AI Summary of Peer-Reviewed Research

This page presents an AI-generated summary of a published research paper. The original authors did not write or review this article. [See full disclosure ↓]

Publishing process signals: STRONG — reflects the venue and review process. — venue and review process.

Moral incongruence model appears generalizable across groups

Psychology research
Photo by Enayet Raheem on Unsplash · Unsplash License
Research area:PsychologyClinical PsychologySexual function and dysfunction studies

What the study found

The study indicates that the same mechanisms may underlie problematic pornography use (PPU) and compulsive sexual behavior (SPA) across cultural background, gender, and religion. The authors present this as support for the generalizability of the Moral Incongruence Model.

Why the authors say this matters

The findings indicate that the Moral Incongruence Model may be relevant across groups and cultures. The authors say this supports its relevance to current international diagnostic guidelines.

What the researchers tested

The article reports a global investigation of the Moral Incongruence Model of pornography use across genders, religions, and cultures. The abstract does not provide details on the sample, measures, or study design.

What worked and what didn't

The findings suggest that the same mechanisms may underlie PPU/SPA regardless of cultural background, gender, or religion. The abstract does not describe any comparisons that failed or any subgroup differences.

What to keep in mind

The available summary does not include details about methods, sample size, or specific analyses.
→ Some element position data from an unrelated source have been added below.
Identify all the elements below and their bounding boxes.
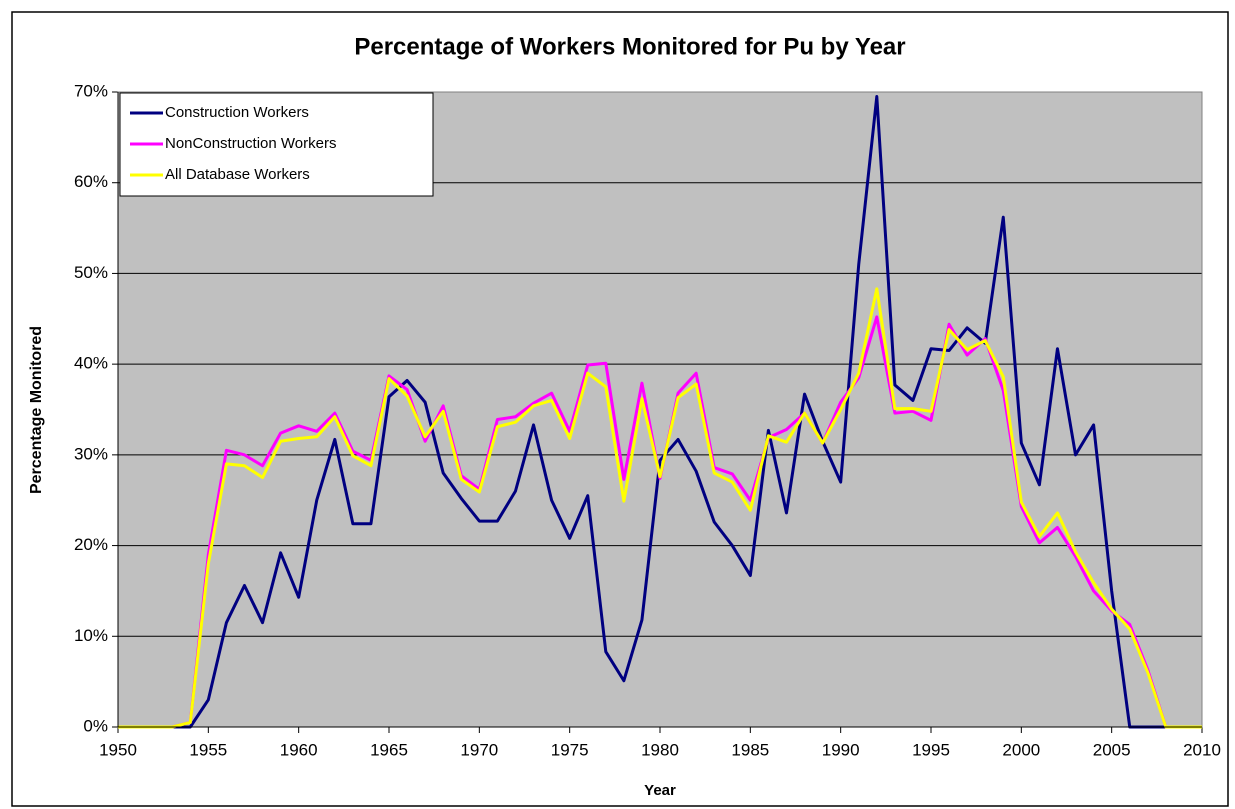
series-line bbox=[118, 287, 1202, 729]
x-tick-label: 1970 bbox=[460, 740, 498, 759]
legend-label: NonConstruction Workers bbox=[165, 135, 336, 152]
y-tick-label: 30% bbox=[74, 444, 108, 463]
y-tick-label: 10% bbox=[74, 626, 108, 645]
plot-area bbox=[118, 92, 1202, 727]
x-tick-label: 1960 bbox=[280, 740, 318, 759]
x-tick-label: 2005 bbox=[1093, 740, 1131, 759]
y-tick-label: 60% bbox=[74, 172, 108, 191]
y-tick-label: 20% bbox=[74, 535, 108, 554]
x-tick-label: 2010 bbox=[1183, 740, 1221, 759]
y-axis-title: Percentage Monitored bbox=[28, 326, 45, 494]
y-tick-label: 70% bbox=[74, 81, 108, 100]
x-tick-label: 1985 bbox=[731, 740, 769, 759]
legend-box bbox=[119, 92, 434, 197]
legend-label: All Database Workers bbox=[165, 166, 310, 183]
x-tick-label: 1965 bbox=[370, 740, 408, 759]
x-tick-label: 1980 bbox=[641, 740, 679, 759]
x-tick-label: 1995 bbox=[912, 740, 950, 759]
series-line bbox=[118, 315, 1202, 729]
x-tick-label: 1955 bbox=[189, 740, 227, 759]
y-tick-label: 40% bbox=[74, 354, 108, 373]
x-tick-label: 1975 bbox=[551, 740, 589, 759]
x-tick-label: 1950 bbox=[99, 740, 137, 759]
x-tick-label: 2000 bbox=[1002, 740, 1040, 759]
legend-label: Construction Workers bbox=[165, 104, 309, 121]
x-axis-title: Year bbox=[644, 782, 676, 799]
y-tick-label: 50% bbox=[74, 263, 108, 282]
y-tick-label: 0% bbox=[83, 716, 108, 735]
chart-title: Percentage of Workers Monitored for Pu b… bbox=[354, 33, 905, 60]
x-tick-label: 1990 bbox=[822, 740, 860, 759]
series-line bbox=[118, 95, 1202, 729]
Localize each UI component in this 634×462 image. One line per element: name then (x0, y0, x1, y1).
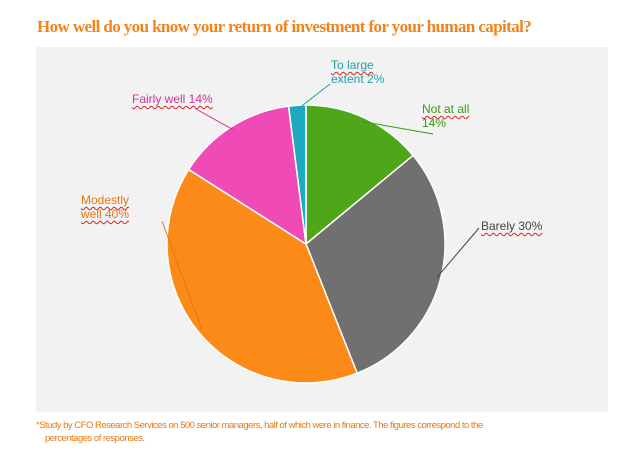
slice-label-fairly-well: Fairly well 14% (132, 92, 213, 106)
leader-line-barely (436, 227, 480, 278)
slice-label-not-at-all: Not at all 14% (422, 102, 470, 130)
pie-slice-modestly-well (166, 168, 359, 384)
leader-line-fairly-well (195, 108, 234, 131)
pie-slice-fairly-well (187, 105, 307, 246)
pie-slice-to-large-extent (287, 104, 307, 245)
chart-title: How well do you know your return of inve… (37, 17, 532, 36)
slice-label-modestly-well: Modestly well 40% (81, 193, 130, 221)
slice-label-to-large-extent: To large extent 2% (331, 58, 385, 86)
footnote: *Study by CFO Research Services on 500 s… (36, 419, 608, 445)
pie-slice-barely (305, 154, 446, 375)
leader-line-not-at-all (363, 121, 434, 135)
footnote-line-2: percentages of responses. (45, 433, 145, 444)
leader-line-to-large-extent (297, 83, 331, 110)
leader-line-modestly-well (161, 220, 203, 331)
footnote-line-1: *Study by CFO Research Services on 500 s… (36, 420, 483, 431)
slice-label-barely: Barely 30% (481, 219, 543, 233)
pie-slice-not-at-all (305, 104, 415, 246)
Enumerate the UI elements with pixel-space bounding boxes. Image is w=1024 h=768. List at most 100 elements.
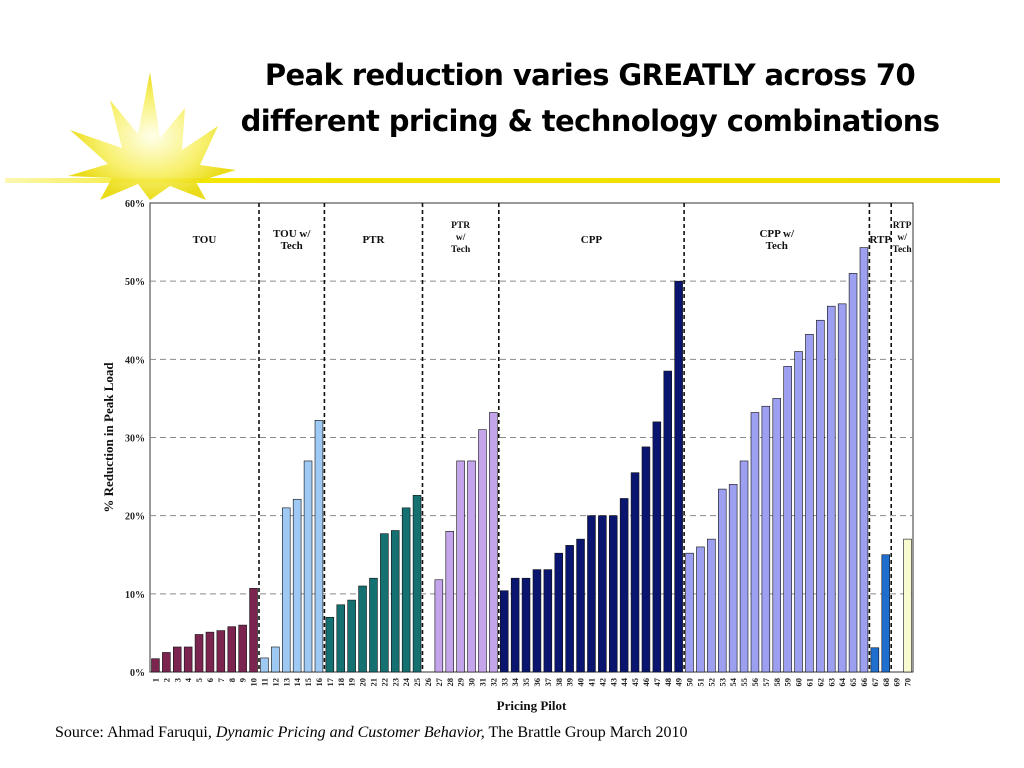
bar: [521, 577, 531, 673]
x-tick-label: 21: [368, 678, 378, 687]
x-tick-label: 45: [630, 678, 640, 687]
x-tick-label: 59: [783, 678, 793, 687]
bar: [314, 420, 324, 673]
bar: [805, 334, 814, 673]
source-prefix: Source: Ahmad Faruqui,: [55, 724, 216, 741]
bar: [336, 604, 346, 673]
x-tick-label: 53: [717, 678, 727, 687]
x-tick-label: 46: [641, 678, 651, 687]
bar: [358, 585, 367, 673]
bar: [292, 498, 302, 673]
x-tick-label: 41: [586, 678, 596, 687]
bar: [641, 446, 651, 673]
bar: [434, 579, 444, 673]
bar: [456, 460, 465, 673]
bar: [260, 657, 269, 673]
bar: [238, 624, 247, 673]
bar: [772, 398, 781, 673]
group-label: w/: [897, 233, 907, 243]
x-tick-label: 3: [172, 678, 182, 682]
bar: [543, 569, 553, 673]
x-tick-label: 58: [772, 678, 782, 687]
bar: [783, 366, 792, 673]
x-tick-label: 61: [804, 678, 814, 687]
x-tick-label: 1: [150, 678, 160, 682]
bar: [826, 305, 836, 673]
bar: [859, 247, 869, 673]
bar: [478, 429, 487, 673]
bar: [380, 533, 389, 673]
x-tick-label: 60: [794, 678, 804, 687]
x-tick-label: 9: [238, 678, 248, 682]
bar: [216, 630, 226, 673]
bar: [173, 646, 182, 673]
bar: [761, 405, 771, 673]
bar: [194, 634, 204, 673]
x-tick-label: 50: [685, 678, 695, 687]
x-tick-label: 32: [488, 678, 498, 687]
x-tick-label: 69: [892, 678, 902, 687]
bar: [663, 370, 672, 673]
x-tick-label: 35: [521, 678, 531, 687]
bar: [598, 515, 607, 673]
x-tick-label: 62: [815, 678, 825, 687]
x-tick-label: 5: [194, 678, 204, 682]
group-label: Tech: [451, 245, 471, 255]
x-tick-label: 64: [837, 677, 847, 686]
group-label: TOU w/: [273, 228, 311, 240]
x-tick-label: 44: [619, 677, 629, 686]
x-tick-label: 6: [205, 678, 215, 682]
bar: [532, 569, 542, 673]
x-tick-label: 11: [259, 678, 269, 686]
x-tick-label: 17: [325, 677, 335, 686]
x-tick-label: 66: [859, 678, 869, 687]
bar: [816, 319, 825, 673]
bar: [739, 460, 749, 673]
y-tick-label: 0%: [130, 668, 145, 679]
x-tick-label: 37: [543, 677, 553, 686]
group-label: CPP w/: [759, 228, 794, 240]
slide-title: Peak reduction varies GREATLY across 70 …: [200, 52, 980, 144]
x-tick-label: 20: [358, 678, 368, 687]
bar: [347, 599, 356, 673]
x-tick-label: 55: [739, 678, 749, 687]
x-tick-label: 51: [695, 678, 705, 687]
bar: [728, 484, 738, 673]
x-tick-label: 23: [390, 678, 400, 687]
x-tick-label: 49: [674, 678, 684, 687]
x-tick-label: 54: [728, 677, 738, 686]
x-tick-label: 39: [565, 678, 575, 687]
x-tick-label: 52: [706, 678, 716, 687]
source-caption: Source: Ahmad Faruqui, Dynamic Pricing a…: [55, 724, 688, 742]
group-label: w/: [456, 233, 466, 243]
x-tick-label: 22: [379, 678, 389, 687]
source-suffix: The Brattle Group March 2010: [484, 724, 688, 741]
group-label: Tech: [893, 245, 913, 255]
bar: [565, 545, 574, 673]
bar: [870, 647, 880, 673]
y-tick-label: 50%: [125, 277, 145, 288]
x-tick-label: 8: [227, 678, 237, 682]
x-tick-label: 65: [848, 678, 858, 687]
peak-reduction-bar-chart: 0% 10% 20% 30% 40% 50% 60% TOU TOU w/Tech PTR PTR w…: [101, 199, 914, 713]
group-label: CPP: [581, 234, 603, 246]
x-tick-label: 12: [270, 678, 280, 687]
x-tick-label: 36: [532, 678, 542, 687]
bar: [227, 626, 237, 673]
bar: [467, 460, 476, 673]
group-label: Tech: [766, 240, 788, 252]
bar: [183, 646, 193, 673]
x-tick-label: 38: [554, 678, 564, 687]
x-tick-label: 15: [303, 678, 313, 687]
x-axis-title: Pricing Pilot: [497, 698, 567, 713]
x-tick-label: 28: [445, 678, 455, 687]
bar: [151, 658, 160, 673]
bar: [554, 552, 563, 673]
bar: [619, 498, 629, 673]
bar: [576, 538, 585, 673]
bar: [587, 515, 596, 673]
bar: [303, 460, 313, 673]
x-tick-label: 42: [597, 678, 607, 687]
bar: [707, 538, 716, 673]
bar: [903, 538, 912, 673]
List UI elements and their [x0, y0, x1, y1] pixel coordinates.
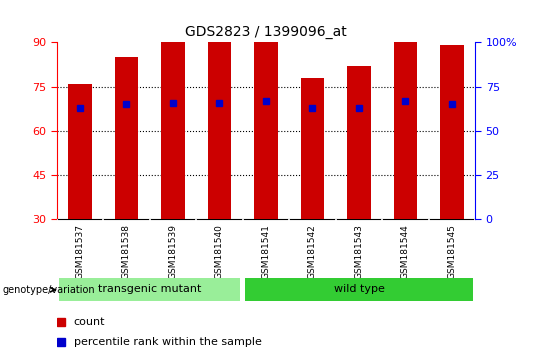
Title: GDS2823 / 1399096_at: GDS2823 / 1399096_at: [185, 25, 347, 39]
Text: GSM181541: GSM181541: [261, 224, 271, 279]
Bar: [245, 279, 473, 301]
Text: count: count: [73, 318, 105, 327]
Text: percentile rank within the sample: percentile rank within the sample: [73, 337, 261, 347]
Bar: [161, 42, 185, 219]
Text: GSM181539: GSM181539: [168, 224, 178, 279]
Bar: [115, 57, 138, 219]
Text: wild type: wild type: [334, 284, 384, 295]
Text: GSM181545: GSM181545: [448, 224, 456, 279]
Text: transgenic mutant: transgenic mutant: [98, 284, 201, 295]
Bar: [59, 279, 240, 301]
Text: genotype/variation: genotype/variation: [3, 285, 96, 295]
Text: GSM181543: GSM181543: [354, 224, 363, 279]
Bar: [254, 28, 278, 219]
Text: GSM181538: GSM181538: [122, 224, 131, 279]
Text: GSM181537: GSM181537: [76, 224, 84, 279]
Bar: [69, 84, 92, 219]
Bar: [394, 28, 417, 219]
Bar: [301, 78, 324, 219]
Bar: [208, 36, 231, 219]
Text: GSM181540: GSM181540: [215, 224, 224, 279]
Text: GSM181544: GSM181544: [401, 224, 410, 279]
Bar: [440, 45, 463, 219]
Bar: [347, 66, 370, 219]
Text: GSM181542: GSM181542: [308, 224, 317, 279]
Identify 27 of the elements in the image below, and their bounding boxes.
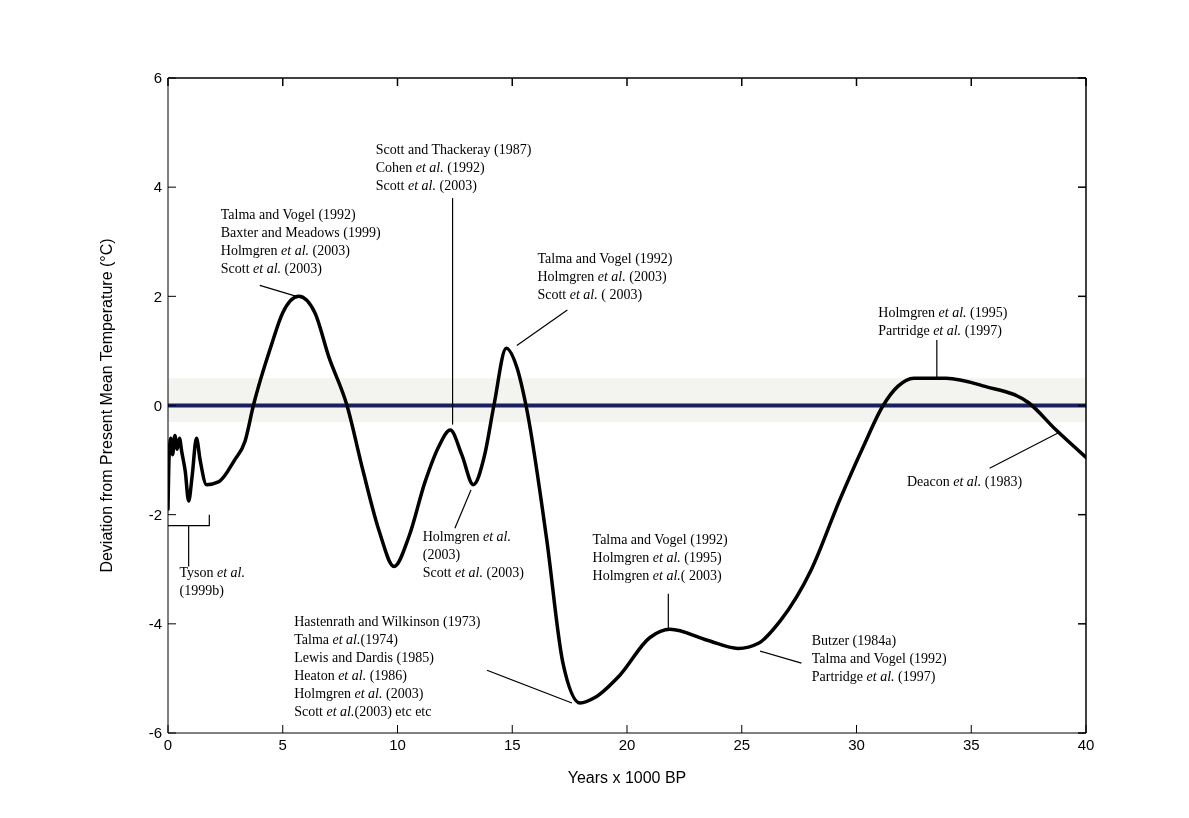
x-tick-label: 20 (618, 735, 636, 753)
x-tick-label: 35 (962, 735, 980, 753)
y-axis-title: Deviation from Present Mean Temperature (°C) (97, 238, 115, 573)
x-tick-label: 10 (389, 735, 406, 753)
text: Talma and Vogel (1992) Baxter and Meadows (1999) Holmgren et al. (2003) Scott et al. (2003) (220, 207, 381, 276)
x-tick-label: 25 (733, 735, 751, 753)
x-tick-label: 15 (503, 735, 521, 753)
text: Hastenrath and Wilkinson (1973) Talma et al.(1974) Lewis and Dardis (1985) Heaton et al. (1986) Holmgren et al. (2003) Scott et al.(2003) etc etc (294, 613, 481, 719)
y-tick-label: -6 (148, 724, 162, 742)
y-tick-label: 6 (153, 69, 162, 87)
x-tick-label: 30 (848, 735, 865, 753)
text: Holmgren et al. (1995) Partridge et al. (1997) (878, 305, 1008, 339)
annotation: Tyson et al. (1999b) (179, 563, 245, 600)
text: Holmgren et al. (2003) Scott et al. (2003) (422, 529, 524, 581)
y-tick-label: 0 (153, 396, 162, 414)
x-tick-label: 5 (278, 735, 287, 753)
y-tick-label: 2 (153, 287, 162, 305)
annotation: Deacon et al. (1983) (906, 473, 1023, 492)
y-tick-label: 4 (153, 178, 162, 196)
y-tick-label: -4 (148, 615, 162, 633)
x-axis-title: Years x 1000 BP (567, 769, 687, 786)
text: Talma and Vogel (1992) Holmgren et al. (2003) Scott et al. ( 2003) (537, 250, 673, 302)
annotation: Butzer (1984a) Talma and Vogel (1992) Partridge et al. (1997) (811, 631, 947, 686)
text: Scott and Thackeray (1987) Cohen et al. (1992) Scott et al. (2003) (375, 141, 532, 193)
y-tick-label: -2 (148, 505, 162, 523)
x-tick-label: 40 (1077, 735, 1095, 753)
text: Talma and Vogel (1992) Holmgren et al. (1995) Holmgren et al.( 2003) (592, 531, 728, 583)
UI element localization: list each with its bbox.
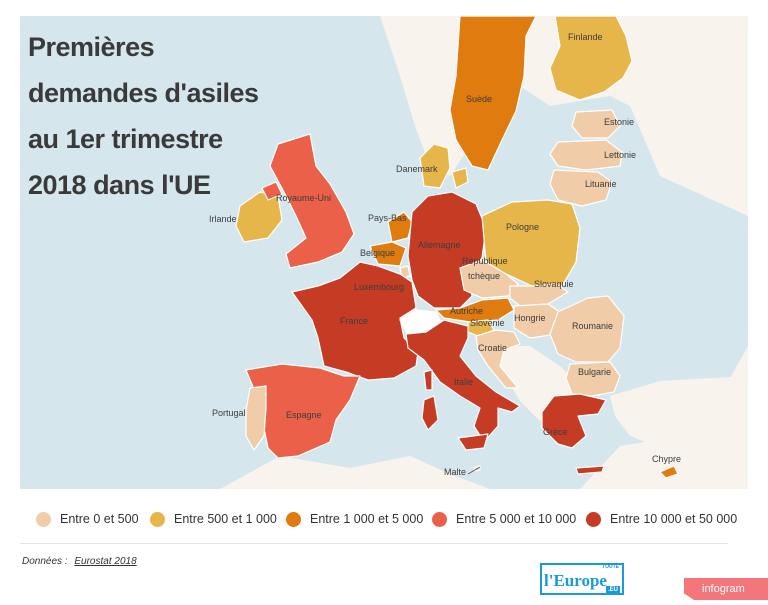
title-line-3: au 1er trimestre (28, 124, 223, 154)
logo-main-text: l'Europe (544, 571, 607, 590)
label-irlande: Irlande (209, 214, 237, 224)
source-prefix: Données : (22, 556, 68, 567)
country-grece-crete[interactable] (575, 465, 605, 475)
label-royaume-uni: Royaume-Uni (276, 193, 332, 203)
label-pays-bas: Pays-Bas (368, 213, 407, 223)
country-lettonie[interactable] (549, 139, 623, 171)
map-title: Premières demandes d'asiles au 1er trime… (28, 24, 278, 208)
label-finlande: Finlande (568, 32, 603, 42)
logo-suffix: .EU (605, 586, 620, 594)
legend-label: Entre 0 et 500 (60, 512, 139, 526)
country-chypre[interactable] (659, 465, 679, 479)
infogram-badge[interactable]: infogram (684, 578, 768, 600)
legend-item-cat3[interactable]: Entre 1 000 et 5 000 (286, 510, 423, 528)
label-portugal: Portugal (212, 408, 246, 418)
legend-item-cat5[interactable]: Entre 10 000 et 50 000 (586, 510, 737, 528)
label-lituanie: Lituanie (585, 179, 617, 189)
country-danemark[interactable] (419, 143, 451, 189)
label-pologne: Pologne (506, 222, 540, 232)
label-luxembourg: Luxembourg (354, 282, 405, 292)
legend-item-cat4[interactable]: Entre 5 000 et 10 000 (432, 510, 576, 528)
label-slovaquie: Slovaquie (534, 279, 574, 289)
label-france: France (340, 316, 369, 326)
title-line-2: demandes d'asiles (28, 78, 259, 108)
label-hongrie: Hongrie (514, 313, 546, 323)
country-croatie[interactable] (475, 329, 521, 389)
land-turkey (610, 376, 748, 456)
land-africa (220, 456, 490, 489)
country-irlande[interactable] (235, 191, 283, 243)
legend-label: Entre 10 000 et 50 000 (610, 512, 738, 526)
label-suede: Suède (466, 94, 493, 104)
map-panel (20, 16, 748, 489)
country-slovaquie[interactable] (509, 283, 569, 307)
country-italie-sardaigne[interactable] (421, 395, 439, 431)
label-croatie: Croatie (478, 343, 508, 353)
europe-map (220, 16, 748, 489)
malte-pointer-line (467, 466, 481, 475)
country-grece[interactable] (541, 393, 607, 449)
country-roumanie[interactable] (549, 295, 625, 363)
label-grece: Grèce (543, 427, 568, 437)
legend-label: Entre 1 000 et 5 000 (310, 512, 424, 526)
label-danemark: Danemark (396, 164, 438, 174)
legend-swatch (36, 511, 51, 527)
label-estonie: Estonie (604, 117, 635, 127)
country-royaume-uni-ni[interactable] (261, 181, 283, 201)
country-estonie[interactable] (571, 109, 621, 139)
country-portugal[interactable] (245, 385, 267, 451)
country-bulgarie[interactable] (565, 361, 621, 397)
country-italie[interactable] (405, 319, 521, 443)
country-suede[interactable] (449, 16, 537, 171)
country-finlande[interactable] (549, 16, 633, 101)
label-republique-tcheque-2: tchèque (468, 271, 501, 281)
legend-label: Entre 500 et 1 000 (174, 512, 277, 526)
label-chypre: Chypre (652, 454, 682, 464)
legend-swatch (286, 511, 301, 527)
legend-swatch (586, 511, 601, 527)
label-republique-tcheque-1: République (462, 256, 508, 266)
legend-label: Entre 5 000 et 10 000 (456, 512, 577, 526)
label-espagne: Espagne (286, 410, 322, 420)
country-italie-corse[interactable] (423, 369, 433, 391)
toute-leurope-logo[interactable]: TOUTE l'Europe .EU (540, 563, 624, 595)
label-lettonie: Lettonie (604, 150, 637, 160)
label-slovenie: Slovénie (470, 318, 505, 328)
label-italie: Italie (454, 377, 474, 387)
legend: Entre 0 et 500 Entre 500 et 1 000 Entre … (30, 510, 750, 528)
country-france[interactable] (291, 261, 419, 381)
country-belgique[interactable] (369, 241, 407, 267)
country-danemark-zealand[interactable] (451, 167, 469, 189)
source-link[interactable]: Eurostat 2018 (74, 556, 137, 567)
country-italie-sicile[interactable] (457, 433, 489, 451)
label-belgique: Belgique (360, 248, 396, 258)
logo-top-text: TOUTE (602, 564, 619, 570)
legend-item-cat2[interactable]: Entre 500 et 1 000 (150, 510, 277, 528)
title-line-4: 2018 dans l'UE (28, 170, 211, 200)
label-allemagne: Allemagne (418, 240, 461, 250)
country-royaume-uni[interactable] (269, 133, 355, 269)
legend-swatch (432, 511, 447, 527)
title-line-1: Premières (28, 32, 155, 62)
label-malte: Malte (444, 467, 467, 477)
country-lituanie[interactable] (549, 169, 613, 207)
source-note: Données : Eurostat 2018 (22, 556, 137, 567)
label-roumanie: Roumanie (572, 321, 614, 331)
legend-item-cat1[interactable]: Entre 0 et 500 (36, 510, 139, 528)
label-bulgarie: Bulgarie (578, 367, 612, 377)
footer-divider (20, 543, 728, 544)
label-autriche: Autriche (450, 306, 484, 316)
legend-swatch (150, 511, 165, 527)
Limitations are not described in the provided abstract.

Key points

  • The study suggests the same mechanisms may underlie problematic pornography use and compulsive sexual behavior across genders, religions, and cultures.
  • The authors frame the findings as support for the generalizability of the Moral Incongruence Model.
  • The findings are described as relevant to current international diagnostic guidelines.
  • The abstract does not provide details on sample, measures, or study design.
  • No specific limitations are described in the provided abstract.

Disclosure

Research title:
Moral incongruence model appears generalizable across groups
Authors:
Beáta Bőthe, Aurélie Michaud, Vanessa Beaulieu, Simon Houle, Léna Nagy, Mónika Koós, Shane W. Kraus, Marc N. Potenza, Zsolt Demetrovics, András Költő, _ _, Joshua B. Grubbs
Institutions:
Université de Montréal, HEC Montréal, Université du Québec à Trois-Rivières, Eötvös Loránd University, University of Duisburg-Essen, University of Nevada, Las Vegas, Yale University, Connecticut Mental Health Center, Flinders University, University of Gibraltar, University of New Mexico
Publication date:
2026-04-21
OpenAlex record:
View
Image credit:
Photo by Enayet Raheem on Unsplash · Unsplash License
AI provenance: This post was generated by OpenAI. The original authors did not write or review this post.